The announcement today follows the Joint Committee on Vaccination and Immunisations (JCVI) recommendation that the HPV immunisation programme should be extended to cover boys.
The Scottish and Welsh governments had already confirmed that boys would be added to their vaccination programmes.
In England the vaccine will be offered to boys aged 12-13 alongside the existing vaccination programme in schools for girls.
Public health minister Steve Brine said: ‘The HPV vaccine for girls is already expected to save hundreds of lives every year and I am delighted that we will now be protecting even more people from this devastating disease by extending the vaccine to boys.
‘Any vaccination programme must be firmly grounded in evidence to ensure that we can get the best outcomes for patients, but as a father to a son, I understand the relief that this will bring to parents.’
The girls’ programme was introduced across the UK in 2008, and has already reduced the prevalence of HPV 16 and 18 - the main cancer-causing strains - by more than 80%.

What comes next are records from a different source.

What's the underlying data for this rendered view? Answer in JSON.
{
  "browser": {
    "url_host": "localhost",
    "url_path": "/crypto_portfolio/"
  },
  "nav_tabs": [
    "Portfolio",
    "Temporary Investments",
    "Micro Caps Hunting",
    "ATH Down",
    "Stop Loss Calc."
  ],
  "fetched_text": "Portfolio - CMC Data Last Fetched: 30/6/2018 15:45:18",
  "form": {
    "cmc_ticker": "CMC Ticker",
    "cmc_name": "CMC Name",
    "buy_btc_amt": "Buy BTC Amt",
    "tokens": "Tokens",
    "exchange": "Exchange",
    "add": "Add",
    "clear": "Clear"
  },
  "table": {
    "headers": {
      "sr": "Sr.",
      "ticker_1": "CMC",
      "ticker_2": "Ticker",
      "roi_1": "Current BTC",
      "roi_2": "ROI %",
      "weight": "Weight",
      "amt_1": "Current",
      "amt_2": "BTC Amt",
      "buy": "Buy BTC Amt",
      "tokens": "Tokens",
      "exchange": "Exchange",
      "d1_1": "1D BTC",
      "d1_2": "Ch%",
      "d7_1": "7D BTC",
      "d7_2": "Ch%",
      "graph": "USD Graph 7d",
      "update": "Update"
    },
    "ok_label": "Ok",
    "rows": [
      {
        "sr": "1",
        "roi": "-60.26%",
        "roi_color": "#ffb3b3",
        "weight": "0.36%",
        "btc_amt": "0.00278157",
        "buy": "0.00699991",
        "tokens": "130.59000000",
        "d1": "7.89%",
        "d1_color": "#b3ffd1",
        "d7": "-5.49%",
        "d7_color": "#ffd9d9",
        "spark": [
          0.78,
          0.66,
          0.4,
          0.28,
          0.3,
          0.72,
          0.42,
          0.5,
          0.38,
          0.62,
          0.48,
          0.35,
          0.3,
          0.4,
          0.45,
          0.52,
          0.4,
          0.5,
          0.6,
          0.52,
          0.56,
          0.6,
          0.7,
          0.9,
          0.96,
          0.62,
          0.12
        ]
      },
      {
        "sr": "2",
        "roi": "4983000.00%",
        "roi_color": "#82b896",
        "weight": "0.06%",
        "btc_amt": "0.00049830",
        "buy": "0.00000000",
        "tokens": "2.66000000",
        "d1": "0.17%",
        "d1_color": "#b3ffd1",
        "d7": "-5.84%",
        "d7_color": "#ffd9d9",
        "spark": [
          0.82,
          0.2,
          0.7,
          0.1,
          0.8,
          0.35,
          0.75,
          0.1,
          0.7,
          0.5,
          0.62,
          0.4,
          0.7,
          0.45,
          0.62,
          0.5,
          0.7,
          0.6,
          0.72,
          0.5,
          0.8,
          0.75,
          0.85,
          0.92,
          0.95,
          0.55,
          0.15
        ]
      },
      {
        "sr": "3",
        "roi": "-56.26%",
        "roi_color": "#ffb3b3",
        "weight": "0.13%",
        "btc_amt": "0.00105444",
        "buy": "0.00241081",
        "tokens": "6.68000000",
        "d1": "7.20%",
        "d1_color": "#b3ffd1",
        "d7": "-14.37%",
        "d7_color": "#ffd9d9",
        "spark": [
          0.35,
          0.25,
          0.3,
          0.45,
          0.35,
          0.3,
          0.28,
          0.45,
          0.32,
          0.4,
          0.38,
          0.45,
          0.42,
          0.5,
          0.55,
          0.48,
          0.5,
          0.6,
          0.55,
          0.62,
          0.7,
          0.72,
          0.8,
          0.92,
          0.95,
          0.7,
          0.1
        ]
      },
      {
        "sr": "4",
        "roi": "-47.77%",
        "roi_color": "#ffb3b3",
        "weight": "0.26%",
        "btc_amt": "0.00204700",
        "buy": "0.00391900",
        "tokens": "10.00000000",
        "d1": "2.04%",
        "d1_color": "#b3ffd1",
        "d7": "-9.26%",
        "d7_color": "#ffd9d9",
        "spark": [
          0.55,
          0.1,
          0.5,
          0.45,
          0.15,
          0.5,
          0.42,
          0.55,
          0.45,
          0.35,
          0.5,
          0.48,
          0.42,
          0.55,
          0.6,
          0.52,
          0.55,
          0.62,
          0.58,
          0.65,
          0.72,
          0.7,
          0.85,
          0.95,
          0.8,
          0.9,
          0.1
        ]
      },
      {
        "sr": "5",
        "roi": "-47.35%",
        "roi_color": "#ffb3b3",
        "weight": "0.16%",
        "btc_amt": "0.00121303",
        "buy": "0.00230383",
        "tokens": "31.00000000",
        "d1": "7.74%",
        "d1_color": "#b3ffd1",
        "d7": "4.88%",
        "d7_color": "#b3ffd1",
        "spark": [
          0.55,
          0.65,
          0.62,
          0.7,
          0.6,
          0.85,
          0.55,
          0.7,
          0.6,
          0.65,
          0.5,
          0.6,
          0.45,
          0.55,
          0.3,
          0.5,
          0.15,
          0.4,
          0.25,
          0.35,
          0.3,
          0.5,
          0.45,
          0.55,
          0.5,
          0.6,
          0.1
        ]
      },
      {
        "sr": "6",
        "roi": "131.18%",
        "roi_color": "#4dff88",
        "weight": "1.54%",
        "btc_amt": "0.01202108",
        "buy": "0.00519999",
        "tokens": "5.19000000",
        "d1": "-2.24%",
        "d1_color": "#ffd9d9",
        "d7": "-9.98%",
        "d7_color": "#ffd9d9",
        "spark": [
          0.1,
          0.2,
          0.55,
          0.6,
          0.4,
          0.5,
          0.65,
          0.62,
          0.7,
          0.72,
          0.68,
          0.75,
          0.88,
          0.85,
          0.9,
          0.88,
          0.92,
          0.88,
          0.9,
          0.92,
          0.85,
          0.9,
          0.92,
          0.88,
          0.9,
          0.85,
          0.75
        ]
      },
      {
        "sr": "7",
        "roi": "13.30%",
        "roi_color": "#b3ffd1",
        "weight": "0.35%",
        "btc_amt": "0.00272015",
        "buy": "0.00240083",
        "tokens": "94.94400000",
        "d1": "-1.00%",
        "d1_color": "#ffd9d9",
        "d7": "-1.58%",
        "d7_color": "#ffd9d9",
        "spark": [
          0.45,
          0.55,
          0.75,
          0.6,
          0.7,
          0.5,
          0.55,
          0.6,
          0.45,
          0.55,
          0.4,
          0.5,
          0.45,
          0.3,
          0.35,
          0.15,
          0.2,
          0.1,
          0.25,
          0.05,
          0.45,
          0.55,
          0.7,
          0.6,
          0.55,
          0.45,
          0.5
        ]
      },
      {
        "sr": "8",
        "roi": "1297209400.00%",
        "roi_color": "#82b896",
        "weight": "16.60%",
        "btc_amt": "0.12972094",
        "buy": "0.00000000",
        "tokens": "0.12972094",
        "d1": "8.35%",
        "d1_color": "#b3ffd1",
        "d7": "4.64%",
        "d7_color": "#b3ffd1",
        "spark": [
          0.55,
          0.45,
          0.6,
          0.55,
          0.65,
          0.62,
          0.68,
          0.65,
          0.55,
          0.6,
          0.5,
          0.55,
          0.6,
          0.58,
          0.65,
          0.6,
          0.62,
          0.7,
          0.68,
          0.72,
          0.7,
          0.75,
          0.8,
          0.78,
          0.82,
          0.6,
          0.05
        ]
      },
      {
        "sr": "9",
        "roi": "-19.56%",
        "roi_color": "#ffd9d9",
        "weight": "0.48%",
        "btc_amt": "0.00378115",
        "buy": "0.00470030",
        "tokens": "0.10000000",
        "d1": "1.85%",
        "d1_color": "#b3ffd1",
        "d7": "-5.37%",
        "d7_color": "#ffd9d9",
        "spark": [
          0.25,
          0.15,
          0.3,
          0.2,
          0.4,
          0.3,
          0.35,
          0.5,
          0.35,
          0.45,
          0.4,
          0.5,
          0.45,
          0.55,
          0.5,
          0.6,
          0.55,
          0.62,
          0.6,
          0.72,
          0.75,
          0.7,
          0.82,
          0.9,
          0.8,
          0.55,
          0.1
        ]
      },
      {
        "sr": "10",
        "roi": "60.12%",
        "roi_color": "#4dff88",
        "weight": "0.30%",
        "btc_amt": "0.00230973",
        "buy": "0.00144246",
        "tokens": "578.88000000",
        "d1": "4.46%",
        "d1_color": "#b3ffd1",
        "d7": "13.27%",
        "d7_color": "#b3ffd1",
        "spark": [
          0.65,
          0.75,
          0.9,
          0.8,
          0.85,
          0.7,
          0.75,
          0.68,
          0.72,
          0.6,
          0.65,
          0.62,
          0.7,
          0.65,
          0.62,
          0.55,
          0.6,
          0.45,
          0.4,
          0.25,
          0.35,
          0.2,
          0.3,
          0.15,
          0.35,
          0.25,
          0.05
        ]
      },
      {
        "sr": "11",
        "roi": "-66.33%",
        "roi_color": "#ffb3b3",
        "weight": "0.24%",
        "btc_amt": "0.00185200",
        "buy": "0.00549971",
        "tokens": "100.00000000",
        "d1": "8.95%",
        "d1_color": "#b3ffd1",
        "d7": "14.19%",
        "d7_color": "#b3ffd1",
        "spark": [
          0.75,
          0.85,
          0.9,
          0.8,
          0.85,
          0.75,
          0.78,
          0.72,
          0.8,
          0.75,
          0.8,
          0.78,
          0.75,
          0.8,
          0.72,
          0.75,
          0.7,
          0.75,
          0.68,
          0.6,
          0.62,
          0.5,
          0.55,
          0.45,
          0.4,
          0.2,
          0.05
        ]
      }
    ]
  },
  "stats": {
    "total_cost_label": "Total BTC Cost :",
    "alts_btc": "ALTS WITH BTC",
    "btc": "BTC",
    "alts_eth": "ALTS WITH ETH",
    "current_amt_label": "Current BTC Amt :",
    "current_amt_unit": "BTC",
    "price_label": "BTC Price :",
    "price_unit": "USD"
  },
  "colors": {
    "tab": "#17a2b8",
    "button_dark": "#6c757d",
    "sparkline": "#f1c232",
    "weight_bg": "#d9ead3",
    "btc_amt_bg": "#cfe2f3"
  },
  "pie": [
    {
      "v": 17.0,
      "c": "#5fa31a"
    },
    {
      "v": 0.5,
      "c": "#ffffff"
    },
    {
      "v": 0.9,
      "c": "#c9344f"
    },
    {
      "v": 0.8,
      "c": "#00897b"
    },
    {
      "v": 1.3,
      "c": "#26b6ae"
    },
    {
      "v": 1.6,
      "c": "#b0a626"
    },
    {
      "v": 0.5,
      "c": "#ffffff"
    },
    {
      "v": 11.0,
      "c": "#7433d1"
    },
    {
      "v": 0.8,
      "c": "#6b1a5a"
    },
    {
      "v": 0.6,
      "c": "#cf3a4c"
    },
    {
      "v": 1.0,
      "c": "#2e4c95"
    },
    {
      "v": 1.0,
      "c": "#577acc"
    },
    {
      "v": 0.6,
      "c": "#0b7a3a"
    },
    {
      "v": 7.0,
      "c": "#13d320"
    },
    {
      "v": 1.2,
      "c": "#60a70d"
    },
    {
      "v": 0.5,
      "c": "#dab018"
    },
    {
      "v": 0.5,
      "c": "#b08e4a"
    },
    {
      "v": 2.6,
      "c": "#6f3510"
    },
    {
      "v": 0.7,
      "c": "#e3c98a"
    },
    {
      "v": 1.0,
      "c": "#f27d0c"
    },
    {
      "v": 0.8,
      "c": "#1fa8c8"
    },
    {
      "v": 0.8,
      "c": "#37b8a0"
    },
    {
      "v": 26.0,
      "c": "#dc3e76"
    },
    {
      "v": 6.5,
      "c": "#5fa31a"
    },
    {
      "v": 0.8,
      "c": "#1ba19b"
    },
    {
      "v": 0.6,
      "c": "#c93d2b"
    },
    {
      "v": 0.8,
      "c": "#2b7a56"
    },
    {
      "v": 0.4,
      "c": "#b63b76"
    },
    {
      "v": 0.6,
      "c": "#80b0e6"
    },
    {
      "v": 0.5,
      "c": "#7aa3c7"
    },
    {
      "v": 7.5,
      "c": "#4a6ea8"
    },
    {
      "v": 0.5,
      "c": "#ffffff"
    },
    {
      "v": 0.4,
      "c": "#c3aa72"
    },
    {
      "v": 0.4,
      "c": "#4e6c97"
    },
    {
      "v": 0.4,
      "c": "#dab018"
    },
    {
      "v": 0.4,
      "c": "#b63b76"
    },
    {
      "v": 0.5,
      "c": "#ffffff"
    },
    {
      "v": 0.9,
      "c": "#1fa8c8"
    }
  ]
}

The JCVI has been reviewing the evidence for vaccinating boys against HPV since 2013. In its statement issued this month it concluded that extending the vaccine to boys would be cost-effective after taking account of the fact that benefits would be realised over an extended period of time.
The JCVI said vaccinating boys would provide protection to men who have sex with men and protect against HPV infection and associated disease including anogenital warts, anal, penile and oropharyngeal cancers. Modelling also predicted that vaccinating boys would extend benefits of the programme to unvaccinated girls.
RCGP chair Professor Helen Stokes-Lampard said the move would ‘go a long way in protecting both boys and girls from a virus that can trigger a wide range of cancers.’
‘It has been frustrating that this effective vaccine has, until now, only been available on the NHS to girls but not boys. We hope parents will take up this important opportunity to get their sons and daughters vaccinated as soon as it is available to them,' she added.
Dr Mary Ramsay, head of immunisations at Public Health England said: ‘Almost all women under 25 have had the HPV vaccine and we’re confident that we will see a similarly high uptake in boys.
‘This extended programme offers us the opportunity to make HPV-related diseases a thing of the past and build on the success of the girls’ programme. We can now be even more confident that we will reduce cervical and other cancers in both men and women in the future.’